つまり、ごく一般的な「風邪の予防対策プラスα」程度の対策をとるべきだった。

致死率が極めて高いSARSコロナウイルスやMERSコロナウイルスは絶対に感染してはならないウイルスだが、新型コロナウイルスは、医療崩壊しない程度に感染を抑制することで十分だったはず。

感染が広がり難い状態にして、その一方で重症化した人を手厚く治療する作戦をとるべきだった。

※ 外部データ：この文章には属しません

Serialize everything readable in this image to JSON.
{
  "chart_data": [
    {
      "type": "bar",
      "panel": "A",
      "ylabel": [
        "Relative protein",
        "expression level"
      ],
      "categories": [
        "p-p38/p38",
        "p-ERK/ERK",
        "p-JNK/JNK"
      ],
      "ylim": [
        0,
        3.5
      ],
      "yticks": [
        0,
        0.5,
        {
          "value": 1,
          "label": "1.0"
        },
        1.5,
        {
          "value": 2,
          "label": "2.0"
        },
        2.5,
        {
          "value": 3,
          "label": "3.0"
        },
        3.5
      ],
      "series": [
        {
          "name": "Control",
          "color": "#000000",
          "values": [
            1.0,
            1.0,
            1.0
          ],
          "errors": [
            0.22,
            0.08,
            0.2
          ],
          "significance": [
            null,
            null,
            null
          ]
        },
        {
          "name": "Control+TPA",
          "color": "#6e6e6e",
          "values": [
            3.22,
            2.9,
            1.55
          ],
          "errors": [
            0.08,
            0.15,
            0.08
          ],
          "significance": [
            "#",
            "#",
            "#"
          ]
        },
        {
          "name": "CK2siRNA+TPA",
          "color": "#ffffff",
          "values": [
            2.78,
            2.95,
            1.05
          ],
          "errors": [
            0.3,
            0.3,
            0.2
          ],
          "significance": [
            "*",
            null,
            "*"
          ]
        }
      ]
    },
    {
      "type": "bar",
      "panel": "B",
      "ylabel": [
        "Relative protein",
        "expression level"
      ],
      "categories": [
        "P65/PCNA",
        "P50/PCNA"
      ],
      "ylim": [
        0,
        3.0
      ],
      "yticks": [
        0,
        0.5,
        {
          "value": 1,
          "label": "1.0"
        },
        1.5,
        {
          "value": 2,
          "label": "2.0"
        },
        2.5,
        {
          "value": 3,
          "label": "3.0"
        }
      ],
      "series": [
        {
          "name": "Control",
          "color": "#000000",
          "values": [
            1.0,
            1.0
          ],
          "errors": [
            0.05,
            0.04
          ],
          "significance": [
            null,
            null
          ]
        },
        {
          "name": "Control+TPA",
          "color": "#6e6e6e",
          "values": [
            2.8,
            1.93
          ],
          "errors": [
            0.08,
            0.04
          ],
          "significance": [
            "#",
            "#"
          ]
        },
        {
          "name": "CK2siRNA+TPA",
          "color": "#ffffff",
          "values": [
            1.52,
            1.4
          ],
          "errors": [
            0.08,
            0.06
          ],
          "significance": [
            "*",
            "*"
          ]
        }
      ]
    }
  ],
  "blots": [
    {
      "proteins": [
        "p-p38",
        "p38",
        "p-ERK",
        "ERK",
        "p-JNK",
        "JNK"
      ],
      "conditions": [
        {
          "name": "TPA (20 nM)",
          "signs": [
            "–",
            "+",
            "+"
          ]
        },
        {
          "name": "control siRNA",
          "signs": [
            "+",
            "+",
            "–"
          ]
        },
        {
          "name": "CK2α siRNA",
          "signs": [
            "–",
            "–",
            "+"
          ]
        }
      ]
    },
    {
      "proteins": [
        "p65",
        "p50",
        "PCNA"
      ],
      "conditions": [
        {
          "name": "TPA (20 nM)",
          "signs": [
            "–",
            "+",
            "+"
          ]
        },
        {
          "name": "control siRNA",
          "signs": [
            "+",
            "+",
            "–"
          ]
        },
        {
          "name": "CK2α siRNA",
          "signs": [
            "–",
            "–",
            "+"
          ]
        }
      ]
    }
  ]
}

新型コロナウイルスは、インフルエンザより感染拡大力が弱いウイルス。また、若い人たちにとっては、感染した場合の症状も軽い。
ところが、政治家も、医師も、国民のみなさんも誤解して「感染力が強い恐ろしいウイルスだ」と思い込んでしまった

「新型コロナウイルスは、インフルエンザより感染拡大力が弱い、季節性の風邪のウイルスの1種であるが、高齢者や基礎疾患を持っている人では重症化するウイルス」という正確な認識を多くの人が持つことができていれば、過剰な対策はとられなかったはず。

ウイルスは、未知の「お化け」ではない。「お化け」なら、わけがわからないことが起こるが、ウイルスの感染にはすべて理由がある。その理由を知っておけば、「ほぼ起こり得ないこと」を過度に恐れることはなかったはず。

今後、別のウイルスでまたパンデミックが発生したら、今回の教訓を活かし、専門家の知見を活かした合理的な判断が下されることを切に願う。